Deux signaux faibles qui sentent le roussi pour le web ouvert. Et qui confirment ce qu’on sentait tous : l’IA ne remplace pas les humains, elle les noie.

D’abord, les bug bounty.

Tu connais le principe : une boîte paie les chasseurs de bugs qui trouvent des failles de sécurité. Le rêve pour tout hacker éthique. Sauf que depuis que les LLM crachent du code de test à la chaîne, les plateformes de bug bounty reçoivent des torrents de signalements générés par IA. Du bruit. Du faux positif. Du « j’ai demandé à ChatGPT de trouver des bugs dans ton site et voilà 200 rapports, paye-moi ».

Résultat : les équipes de sécurité passent leur temps à trier du bullshit au lieu de chasser de vrais bugs. Certaines plateformes commencent à filtrer ou à déprioriser les rapports qui sentent l’IA à plein nez. Mais c’est le jeu du chat et de la souris : les modèles s’améliorent, les détecteurs aussi, et au final tout le monde perd du temps. Sauf les gros LLM qui continuent de produire du volume.

Ensuite, le blog 2ality.

2ality.com, c’était une référence pour les devs JS. Des articles techniques, précis, écrits par un humain (Dr. Axel Rauschmayer) qui prenait le temps d’expliquer. Bilan : le site est « temporairement hors ligne » pour une raison connue : l’auteur n’arrive plus à lutter contre les spams, les scrapers, et surtout la dévaluation de son contenu par Google. Pourquoi écrire un article fouillé quand l’algo préfère du contenu généré par IA, plus récent, plus tape-à-l’œil ?

2ality n’est pas le premier. C’est juste un de plus sur la liste des sites de qualité qui ferment parce que le web tourne au dépotoir. Un blog tenu par un expert, ça demande du temps, de l’énergie, et surtout de l’attention. L’IA offre l’illusion de l’information sans l’effort. Google récompense le volume, pas la valeur. Le résultat est prévisible : les vrais créateurs quittent le navire.

Le point commun : l’effet cobra de l’IA.

Dans les deux cas, la même logique perverse : on a déployé des modèles capables de produire à bas coût, et ça casse les systèmes qui dépendaient d’une rareté… de l’effort humain. Les bug bounty marchaient parce que trouver une faille demandait du skill. Les blogs marchaient parce que produire du contenu de qualité prenait du temps. L’IA abolit cette rareté, et avec elle, les incitations. Sans un filtre humain ou un mécanisme de confiance, tout devient du bruit.
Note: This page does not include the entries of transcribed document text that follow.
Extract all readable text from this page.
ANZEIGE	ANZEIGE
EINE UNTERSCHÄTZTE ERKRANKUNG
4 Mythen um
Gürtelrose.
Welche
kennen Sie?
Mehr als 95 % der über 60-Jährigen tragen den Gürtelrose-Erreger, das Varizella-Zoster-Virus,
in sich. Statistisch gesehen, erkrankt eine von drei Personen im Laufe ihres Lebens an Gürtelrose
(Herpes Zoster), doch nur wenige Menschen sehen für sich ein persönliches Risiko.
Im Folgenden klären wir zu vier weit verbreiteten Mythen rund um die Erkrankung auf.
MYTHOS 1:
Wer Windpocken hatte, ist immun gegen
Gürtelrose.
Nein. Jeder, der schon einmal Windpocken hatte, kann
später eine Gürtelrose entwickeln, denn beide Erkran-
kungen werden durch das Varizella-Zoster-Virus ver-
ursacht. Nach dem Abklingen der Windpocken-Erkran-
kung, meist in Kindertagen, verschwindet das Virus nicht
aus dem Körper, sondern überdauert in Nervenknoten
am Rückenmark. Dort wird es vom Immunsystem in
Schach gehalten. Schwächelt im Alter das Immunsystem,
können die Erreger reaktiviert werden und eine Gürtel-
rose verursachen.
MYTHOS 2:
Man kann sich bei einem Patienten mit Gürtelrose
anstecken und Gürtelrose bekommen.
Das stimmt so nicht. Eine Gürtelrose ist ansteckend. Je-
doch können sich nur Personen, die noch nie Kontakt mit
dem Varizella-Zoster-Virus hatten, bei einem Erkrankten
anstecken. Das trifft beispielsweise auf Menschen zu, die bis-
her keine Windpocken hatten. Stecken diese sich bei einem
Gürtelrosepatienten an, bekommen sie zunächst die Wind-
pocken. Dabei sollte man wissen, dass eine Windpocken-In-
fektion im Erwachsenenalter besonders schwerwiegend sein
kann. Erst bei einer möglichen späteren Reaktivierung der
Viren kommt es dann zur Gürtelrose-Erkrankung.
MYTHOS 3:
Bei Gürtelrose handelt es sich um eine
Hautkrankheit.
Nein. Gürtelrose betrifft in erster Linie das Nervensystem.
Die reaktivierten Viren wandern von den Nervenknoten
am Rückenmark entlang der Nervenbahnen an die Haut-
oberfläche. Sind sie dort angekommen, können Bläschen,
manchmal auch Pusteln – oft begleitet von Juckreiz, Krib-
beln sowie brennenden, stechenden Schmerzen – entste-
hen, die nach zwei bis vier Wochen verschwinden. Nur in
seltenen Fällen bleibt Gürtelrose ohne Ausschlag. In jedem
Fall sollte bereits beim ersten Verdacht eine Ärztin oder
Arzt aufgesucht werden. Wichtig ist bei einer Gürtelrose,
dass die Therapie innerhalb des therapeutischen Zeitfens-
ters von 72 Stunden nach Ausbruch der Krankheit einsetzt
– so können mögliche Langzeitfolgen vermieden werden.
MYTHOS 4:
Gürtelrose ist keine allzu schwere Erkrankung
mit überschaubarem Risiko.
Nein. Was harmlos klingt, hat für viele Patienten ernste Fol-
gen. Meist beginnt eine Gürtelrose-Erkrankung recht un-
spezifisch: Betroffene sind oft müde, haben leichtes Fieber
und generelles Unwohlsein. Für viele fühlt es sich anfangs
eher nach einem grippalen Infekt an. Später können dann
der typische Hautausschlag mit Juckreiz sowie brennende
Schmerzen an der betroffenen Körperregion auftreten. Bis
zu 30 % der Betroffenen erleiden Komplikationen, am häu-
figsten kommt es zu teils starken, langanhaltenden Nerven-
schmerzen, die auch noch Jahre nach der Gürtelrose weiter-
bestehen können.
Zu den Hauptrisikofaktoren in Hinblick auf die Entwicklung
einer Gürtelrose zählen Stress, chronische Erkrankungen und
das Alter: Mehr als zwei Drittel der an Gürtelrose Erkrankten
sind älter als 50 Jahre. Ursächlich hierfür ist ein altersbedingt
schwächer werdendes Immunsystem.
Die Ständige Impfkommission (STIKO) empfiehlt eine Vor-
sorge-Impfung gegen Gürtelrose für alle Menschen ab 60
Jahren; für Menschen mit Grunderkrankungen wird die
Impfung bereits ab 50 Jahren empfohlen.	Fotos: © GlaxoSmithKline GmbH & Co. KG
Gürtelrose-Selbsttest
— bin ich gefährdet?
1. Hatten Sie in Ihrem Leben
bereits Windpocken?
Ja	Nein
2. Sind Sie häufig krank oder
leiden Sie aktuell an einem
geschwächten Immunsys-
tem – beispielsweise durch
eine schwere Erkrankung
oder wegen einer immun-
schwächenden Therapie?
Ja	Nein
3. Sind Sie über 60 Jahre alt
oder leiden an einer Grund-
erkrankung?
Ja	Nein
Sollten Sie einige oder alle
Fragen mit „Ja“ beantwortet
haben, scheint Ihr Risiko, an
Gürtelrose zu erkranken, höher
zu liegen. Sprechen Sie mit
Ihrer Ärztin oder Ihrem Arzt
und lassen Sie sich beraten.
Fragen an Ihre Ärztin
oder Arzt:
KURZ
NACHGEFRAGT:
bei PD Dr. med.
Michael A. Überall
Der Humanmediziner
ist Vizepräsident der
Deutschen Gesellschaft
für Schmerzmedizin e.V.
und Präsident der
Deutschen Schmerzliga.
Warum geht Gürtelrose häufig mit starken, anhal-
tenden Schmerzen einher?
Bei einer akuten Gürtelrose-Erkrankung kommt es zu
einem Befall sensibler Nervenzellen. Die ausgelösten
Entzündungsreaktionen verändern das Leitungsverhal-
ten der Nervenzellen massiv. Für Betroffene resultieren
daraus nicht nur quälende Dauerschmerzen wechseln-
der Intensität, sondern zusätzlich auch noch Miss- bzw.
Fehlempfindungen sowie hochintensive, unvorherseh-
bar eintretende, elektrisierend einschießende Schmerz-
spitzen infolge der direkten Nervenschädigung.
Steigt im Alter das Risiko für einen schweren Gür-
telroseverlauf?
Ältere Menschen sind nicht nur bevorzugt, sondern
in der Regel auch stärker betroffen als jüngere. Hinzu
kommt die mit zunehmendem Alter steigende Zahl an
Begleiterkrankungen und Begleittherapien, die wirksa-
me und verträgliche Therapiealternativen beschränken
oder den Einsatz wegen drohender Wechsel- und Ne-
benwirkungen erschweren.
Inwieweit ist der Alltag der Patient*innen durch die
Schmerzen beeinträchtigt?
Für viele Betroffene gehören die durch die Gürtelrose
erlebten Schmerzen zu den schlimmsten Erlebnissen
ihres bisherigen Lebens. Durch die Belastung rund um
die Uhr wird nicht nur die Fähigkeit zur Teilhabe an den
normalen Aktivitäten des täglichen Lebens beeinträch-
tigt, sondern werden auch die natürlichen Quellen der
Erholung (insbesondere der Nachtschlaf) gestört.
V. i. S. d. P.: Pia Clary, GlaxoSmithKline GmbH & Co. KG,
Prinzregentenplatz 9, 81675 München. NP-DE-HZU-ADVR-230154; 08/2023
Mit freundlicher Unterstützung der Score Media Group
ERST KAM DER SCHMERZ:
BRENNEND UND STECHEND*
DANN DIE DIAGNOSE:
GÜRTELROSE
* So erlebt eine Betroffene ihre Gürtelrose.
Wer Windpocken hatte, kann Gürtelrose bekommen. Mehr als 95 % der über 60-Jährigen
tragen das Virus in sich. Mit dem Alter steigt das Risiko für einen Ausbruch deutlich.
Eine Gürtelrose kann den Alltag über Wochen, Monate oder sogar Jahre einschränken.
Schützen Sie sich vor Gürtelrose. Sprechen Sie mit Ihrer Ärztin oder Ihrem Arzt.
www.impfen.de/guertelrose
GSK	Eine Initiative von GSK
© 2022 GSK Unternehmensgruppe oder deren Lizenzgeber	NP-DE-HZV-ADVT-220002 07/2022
Et on n’a pas de solution miracle. Les plateformes essaient de s’adapter, mais c’est lent et imparfait. Les créateurs, eux, se barrent vers des espaces plus fermés (newsletters, Discord, etc.) où l’authenticité humaine reste monnayable.

Au final, on parle beaucoup de « remplacer les humains » comme si c’était la grande peur. Mais le vrai problème, c’est peut-être plus banal : l’IA tue les incitations, et sans incitations, les meilleurs se retirent. On se retrouve avec un web fait de bruit, de spam et de contenu généré par des machines pour d’autres machines. Et les humains, eux, cherchent refuge ailleurs.